A native of Tarascon-sur-Ariège, Garrigou received his medical doctorate in Paris. Subsequently he served as a physician in the town of Ax-les-Thermes, afterwards working in Bagnères-de-Luchon (from 1869). In 1891 he was appointed chair of medical hydrology at Toulouse.

He was a founding member of the Association pyrénéenne, and a member of the Comité des travaux historiques et scientifiques (1872-1912), the Société géologique de France and the Société d'Anthropologie de Paris.

== Selected writings ==
- Étude chimique et médicale des eaux sulfureuses d'Ax (Ariège), 1862 - Chemical and medical studies of the sulfurous water of Ax (Ariège).
- L'Age de la Pierre dans les cavernes de la vallée de Tarascon (Ariège) (with Henri Filhol), 1863 - The Stone Age caves in the valley of Tarascon.

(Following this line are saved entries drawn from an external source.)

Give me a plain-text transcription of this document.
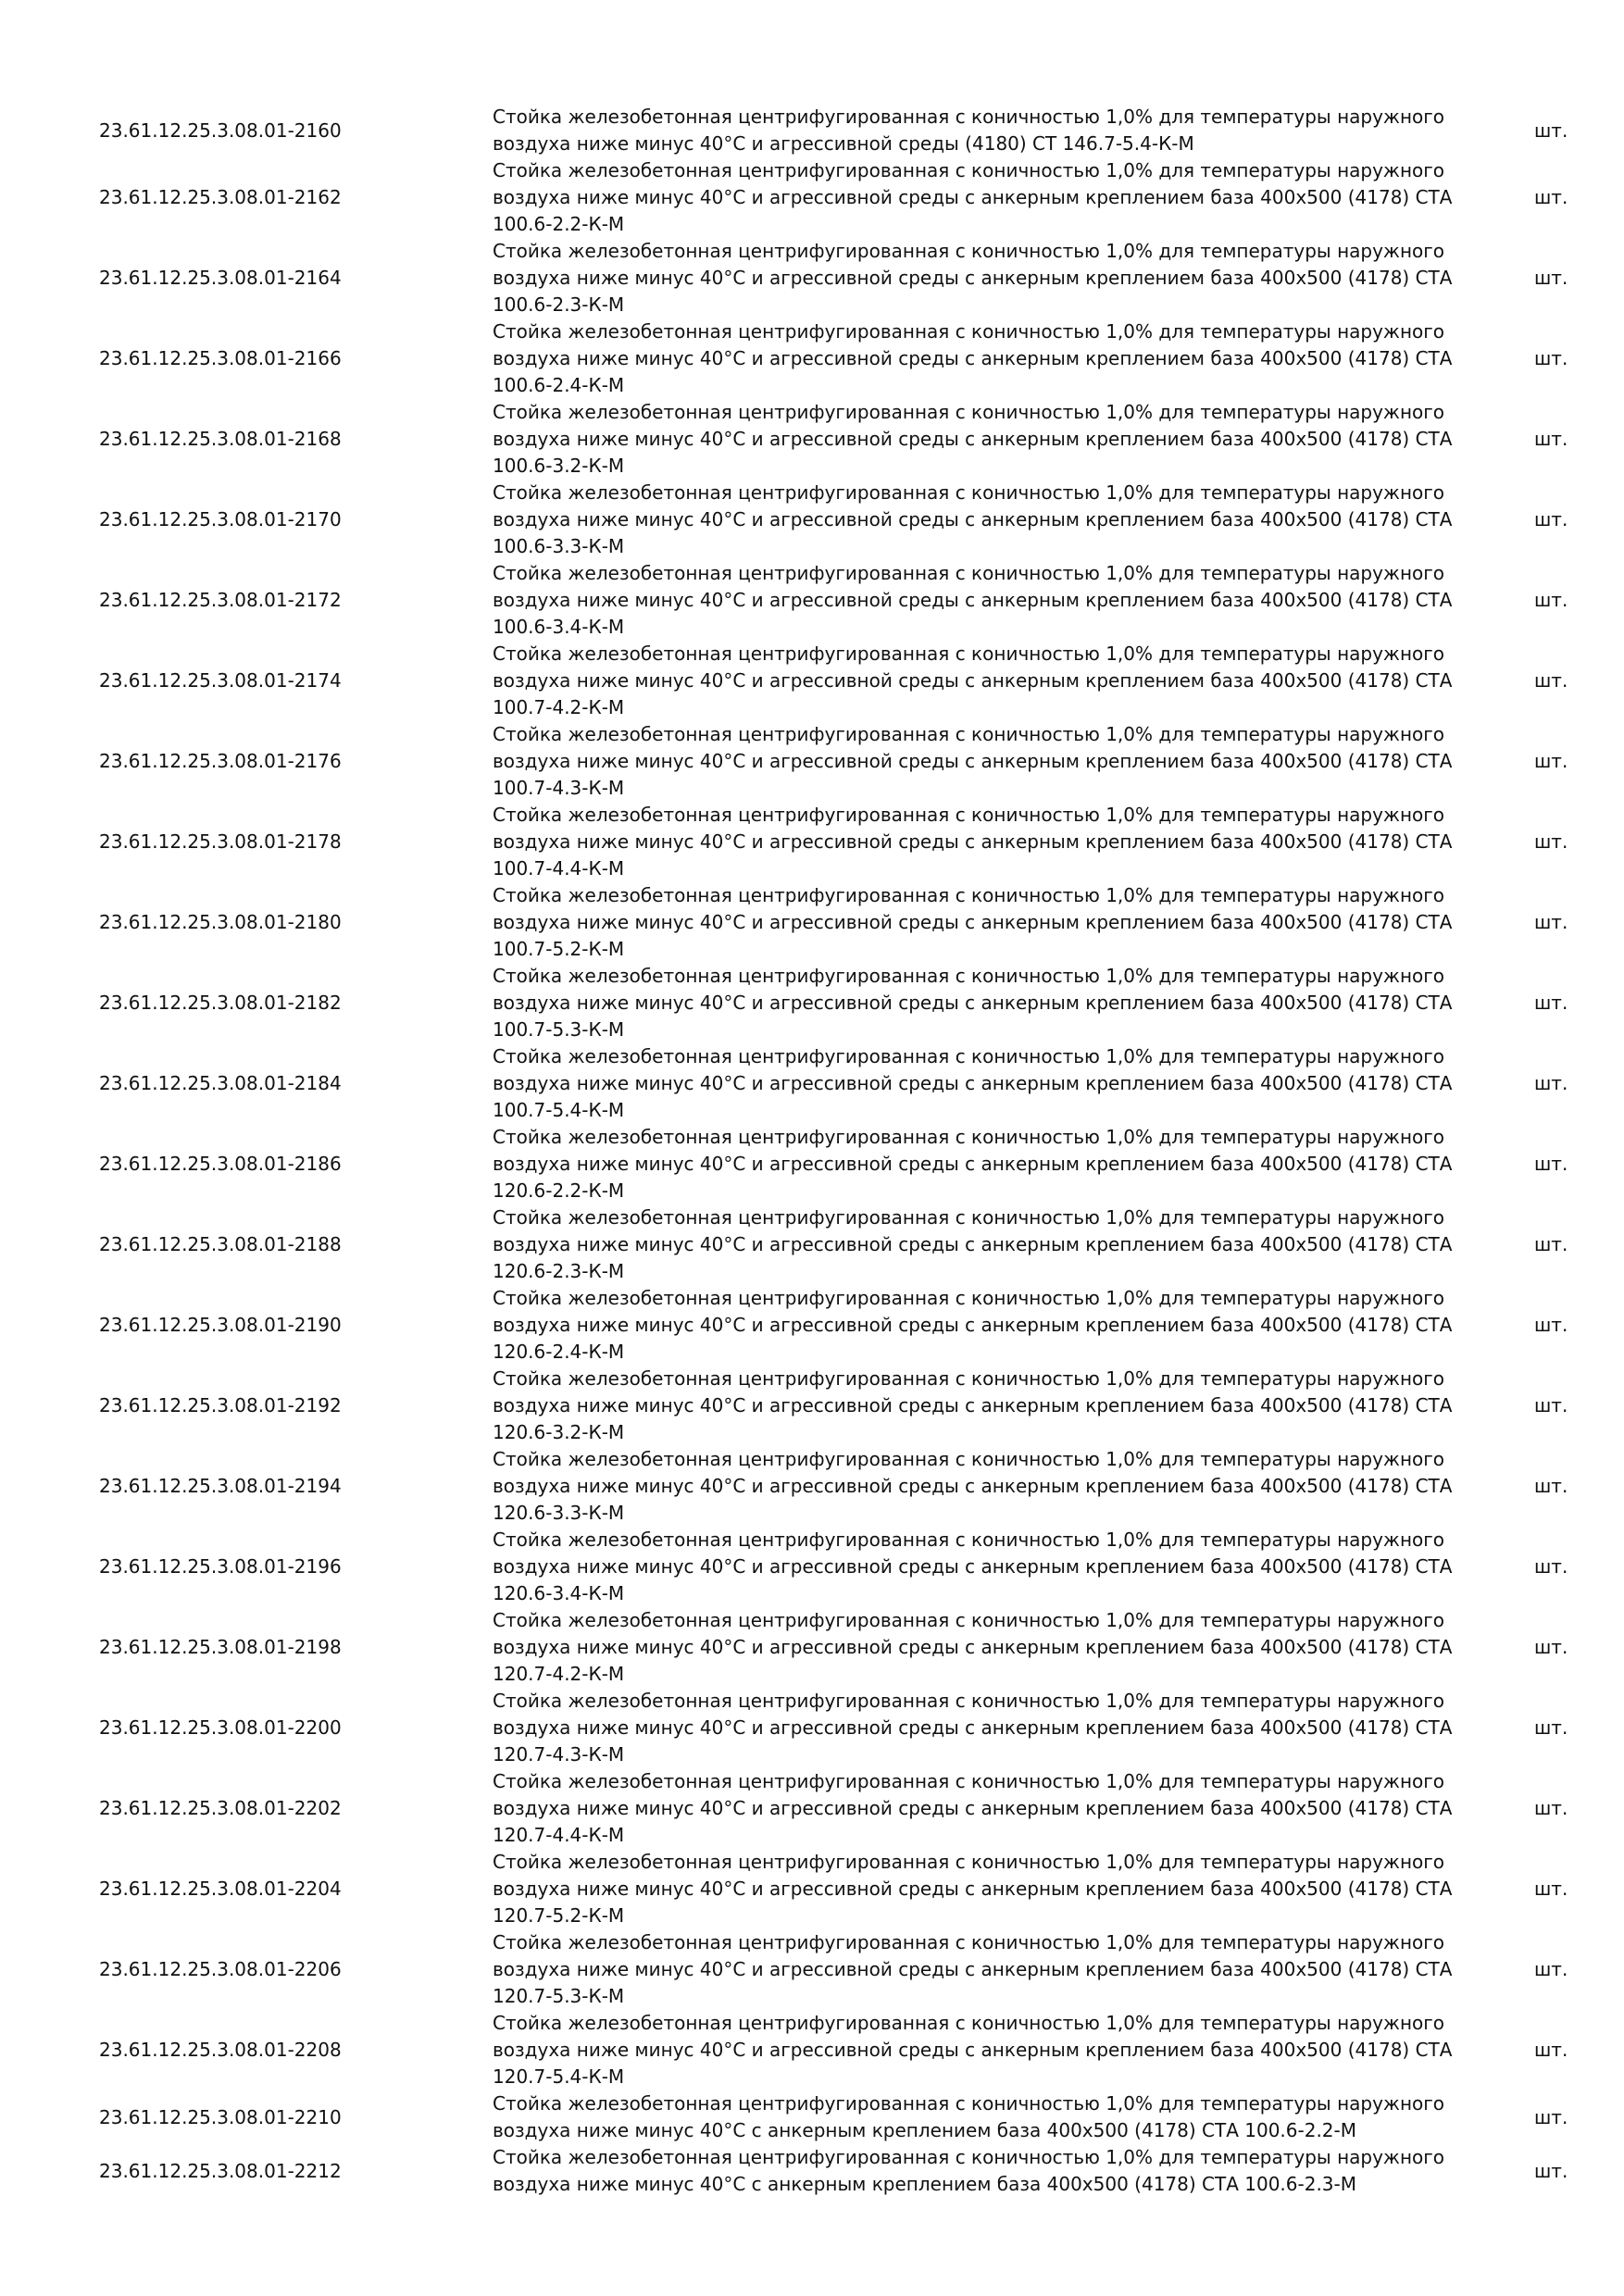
23.61.12.25.3.08.01-2160
Стойка железобетонная центрифугированная с коничностью 1,0% для температуры наружного
воздуха ниже минус 40°С и агрессивной среды (4180) СТ 146.7-5.4-К-М
шт.
23.61.12.25.3.08.01-2162
Стойка железобетонная центрифугированная с коничностью 1,0% для температуры наружного
воздуха ниже минус 40°С и агрессивной среды с анкерным креплением база 400х500 (4178) СТА
100.6-2.2-К-М
шт.
23.61.12.25.3.08.01-2164
Стойка железобетонная центрифугированная с коничностью 1,0% для температуры наружного
воздуха ниже минус 40°С и агрессивной среды с анкерным креплением база 400х500 (4178) СТА
100.6-2.3-К-М
шт.
23.61.12.25.3.08.01-2166
Стойка железобетонная центрифугированная с коничностью 1,0% для температуры наружного
воздуха ниже минус 40°С и агрессивной среды с анкерным креплением база 400х500 (4178) СТА
100.6-2.4-К-М
шт.
23.61.12.25.3.08.01-2168
Стойка железобетонная центрифугированная с коничностью 1,0% для температуры наружного
воздуха ниже минус 40°С и агрессивной среды с анкерным креплением база 400х500 (4178) СТА
100.6-3.2-К-М
шт.
23.61.12.25.3.08.01-2170
Стойка железобетонная центрифугированная с коничностью 1,0% для температуры наружного
воздуха ниже минус 40°С и агрессивной среды с анкерным креплением база 400х500 (4178) СТА
100.6-3.3-К-М
шт.
23.61.12.25.3.08.01-2172
Стойка железобетонная центрифугированная с коничностью 1,0% для температуры наружного
воздуха ниже минус 40°С и агрессивной среды с анкерным креплением база 400х500 (4178) СТА
100.6-3.4-К-М
шт.
23.61.12.25.3.08.01-2174
Стойка железобетонная центрифугированная с коничностью 1,0% для температуры наружного
воздуха ниже минус 40°С и агрессивной среды с анкерным креплением база 400х500 (4178) СТА
100.7-4.2-К-М
шт.
23.61.12.25.3.08.01-2176
Стойка железобетонная центрифугированная с коничностью 1,0% для температуры наружного
воздуха ниже минус 40°С и агрессивной среды с анкерным креплением база 400х500 (4178) СТА
100.7-4.3-К-М
шт.
23.61.12.25.3.08.01-2178
Стойка железобетонная центрифугированная с коничностью 1,0% для температуры наружного
воздуха ниже минус 40°С и агрессивной среды с анкерным креплением база 400х500 (4178) СТА
100.7-4.4-К-М
шт.
23.61.12.25.3.08.01-2180
Стойка железобетонная центрифугированная с коничностью 1,0% для температуры наружного
воздуха ниже минус 40°С и агрессивной среды с анкерным креплением база 400х500 (4178) СТА
100.7-5.2-К-М
шт.
23.61.12.25.3.08.01-2182
Стойка железобетонная центрифугированная с коничностью 1,0% для температуры наружного
воздуха ниже минус 40°С и агрессивной среды с анкерным креплением база 400х500 (4178) СТА
100.7-5.3-К-М
шт.
23.61.12.25.3.08.01-2184
Стойка железобетонная центрифугированная с коничностью 1,0% для температуры наружного
воздуха ниже минус 40°С и агрессивной среды с анкерным креплением база 400х500 (4178) СТА
100.7-5.4-К-М
шт.
23.61.12.25.3.08.01-2186
Стойка железобетонная центрифугированная с коничностью 1,0% для температуры наружного
воздуха ниже минус 40°С и агрессивной среды с анкерным креплением база 400х500 (4178) СТА
120.6-2.2-К-М
шт.
23.61.12.25.3.08.01-2188
Стойка железобетонная центрифугированная с коничностью 1,0% для температуры наружного
воздуха ниже минус 40°С и агрессивной среды с анкерным креплением база 400х500 (4178) СТА
120.6-2.3-К-М
шт.
23.61.12.25.3.08.01-2190
Стойка железобетонная центрифугированная с коничностью 1,0% для температуры наружного
воздуха ниже минус 40°С и агрессивной среды с анкерным креплением база 400х500 (4178) СТА
120.6-2.4-К-М
шт.
23.61.12.25.3.08.01-2192
Стойка железобетонная центрифугированная с коничностью 1,0% для температуры наружного
воздуха ниже минус 40°С и агрессивной среды с анкерным креплением база 400х500 (4178) СТА
120.6-3.2-К-М
шт.
23.61.12.25.3.08.01-2194
Стойка железобетонная центрифугированная с коничностью 1,0% для температуры наружного
воздуха ниже минус 40°С и агрессивной среды с анкерным креплением база 400х500 (4178) СТА
120.6-3.3-К-М
шт.
23.61.12.25.3.08.01-2196
Стойка железобетонная центрифугированная с коничностью 1,0% для температуры наружного
воздуха ниже минус 40°С и агрессивной среды с анкерным креплением база 400х500 (4178) СТА
120.6-3.4-К-М
шт.
23.61.12.25.3.08.01-2198
Стойка железобетонная центрифугированная с коничностью 1,0% для температуры наружного
воздуха ниже минус 40°С и агрессивной среды с анкерным креплением база 400х500 (4178) СТА
120.7-4.2-К-М
шт.
23.61.12.25.3.08.01-2200
Стойка железобетонная центрифугированная с коничностью 1,0% для температуры наружного
воздуха ниже минус 40°С и агрессивной среды с анкерным креплением база 400х500 (4178) СТА
120.7-4.3-К-М
шт.
23.61.12.25.3.08.01-2202
Стойка железобетонная центрифугированная с коничностью 1,0% для температуры наружного
воздуха ниже минус 40°С и агрессивной среды с анкерным креплением база 400х500 (4178) СТА
120.7-4.4-К-М
шт.
23.61.12.25.3.08.01-2204
Стойка железобетонная центрифугированная с коничностью 1,0% для температуры наружного
воздуха ниже минус 40°С и агрессивной среды с анкерным креплением база 400х500 (4178) СТА
120.7-5.2-К-М
шт.
23.61.12.25.3.08.01-2206
Стойка железобетонная центрифугированная с коничностью 1,0% для температуры наружного
воздуха ниже минус 40°С и агрессивной среды с анкерным креплением база 400х500 (4178) СТА
120.7-5.3-К-М
шт.
23.61.12.25.3.08.01-2208
Стойка железобетонная центрифугированная с коничностью 1,0% для температуры наружного
воздуха ниже минус 40°С и агрессивной среды с анкерным креплением база 400х500 (4178) СТА
120.7-5.4-К-М
шт.
23.61.12.25.3.08.01-2210
Стойка железобетонная центрифугированная с коничностью 1,0% для температуры наружного
воздуха ниже минус 40°С с анкерным креплением база 400х500 (4178) СТА 100.6-2.2-М
шт.
23.61.12.25.3.08.01-2212
Стойка железобетонная центрифугированная с коничностью 1,0% для температуры наружного
воздуха ниже минус 40°С с анкерным креплением база 400х500 (4178) СТА 100.6-2.3-М
шт.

- L'âge du renne dans les Basses-Pyrénées (caverne d'Espalungue), (with Louis Martin), 1864 - The era of the reindeer in the Basses-Pyrenees (caverns of Espalungue).
- Age de la pierre polie dans les cavernes des Pyrénées ariégeoises, 1866 - Era of polished stone in caves in the Ariègois Pyrenees.
- Généralités sur les eaux minérales des Pyrénées, 1873 - Overview on the mineral waters of the Pyrenees.
- Passé, présent, avenir de Luchon, 1874 - Past, present, future of Luchon.
- Histoire de la découverte du mercure dans l'eau de la source du Rocher de Saint-Nectaire (Puy de Dôme), 1879 - History of the discovery of mercury in the water from the source rock of Saint-Nectaire (Puy-de-Dôme).
- L'enseignement de l'hydrologie A Toulouse: La creation d'un Institut d'hydrologie, 1911 - Assignment of hydrology at Toulouse: The creation of an institute of hydrology.